How best to reduce dimensionality of a dataset composed of events and trials? I'm trying to reduce dataset dimensionality. PCA is a good metric but that gives me new dataset. My goal is to determine from number of events (e.g. 60) and number of trials (e.g. 6) which events are more relevant.  
For example:


*

*1st, 3rd, 21st, 45th ... (N total) events are good enough to approximate behavior of dataset.
That will allow me to discard  60-N events, and to deal with only N.

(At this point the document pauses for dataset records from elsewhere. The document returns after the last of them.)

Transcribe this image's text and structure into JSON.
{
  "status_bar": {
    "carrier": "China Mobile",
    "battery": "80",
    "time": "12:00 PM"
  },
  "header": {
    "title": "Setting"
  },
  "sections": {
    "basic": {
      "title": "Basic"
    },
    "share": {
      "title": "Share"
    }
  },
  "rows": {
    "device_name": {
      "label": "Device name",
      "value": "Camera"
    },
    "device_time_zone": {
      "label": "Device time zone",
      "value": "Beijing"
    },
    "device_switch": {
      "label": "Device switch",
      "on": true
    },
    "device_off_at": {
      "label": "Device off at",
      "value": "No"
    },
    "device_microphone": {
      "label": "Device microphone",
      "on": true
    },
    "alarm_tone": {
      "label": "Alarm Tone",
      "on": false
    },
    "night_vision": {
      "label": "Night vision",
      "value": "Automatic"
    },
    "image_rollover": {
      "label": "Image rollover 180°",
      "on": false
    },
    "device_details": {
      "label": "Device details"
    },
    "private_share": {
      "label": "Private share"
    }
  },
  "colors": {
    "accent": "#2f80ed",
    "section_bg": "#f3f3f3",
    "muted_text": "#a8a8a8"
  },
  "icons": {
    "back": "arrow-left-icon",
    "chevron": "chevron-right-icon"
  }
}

For now, I'm calculating covariance matrix, and take events for which correlation is smaller than some threshold.
Is there some official metric or math function for this?
 A: What you are describing is not dimensionality reduction, but rather sampling. If your data is labeled (which I couldn't understand from your question), then most probably you would want to perform stratified sampling - a random sampling that ensures that each label is sampled with a probability that approximately equals to that in the original data set.
See this Wikipedia article on sampling techniques. It provides a list of good reading material on this matter
A: I think that any answer depends heavily on your notion of 'relevant' and also on the question why you want to do this.
Anyway, an approach that might work for you is sth like 'stemming'. This originates from natural language processing, where the events 'played' and 'playing' are both mapped to the equivalence class 'play'.
A way to do this for arbitrary real valued data is to use a clustering method (eg K-Means) with as many centroids as you want items in your new dataset. After fitting K-Means, you keep those centroids as the new dataset.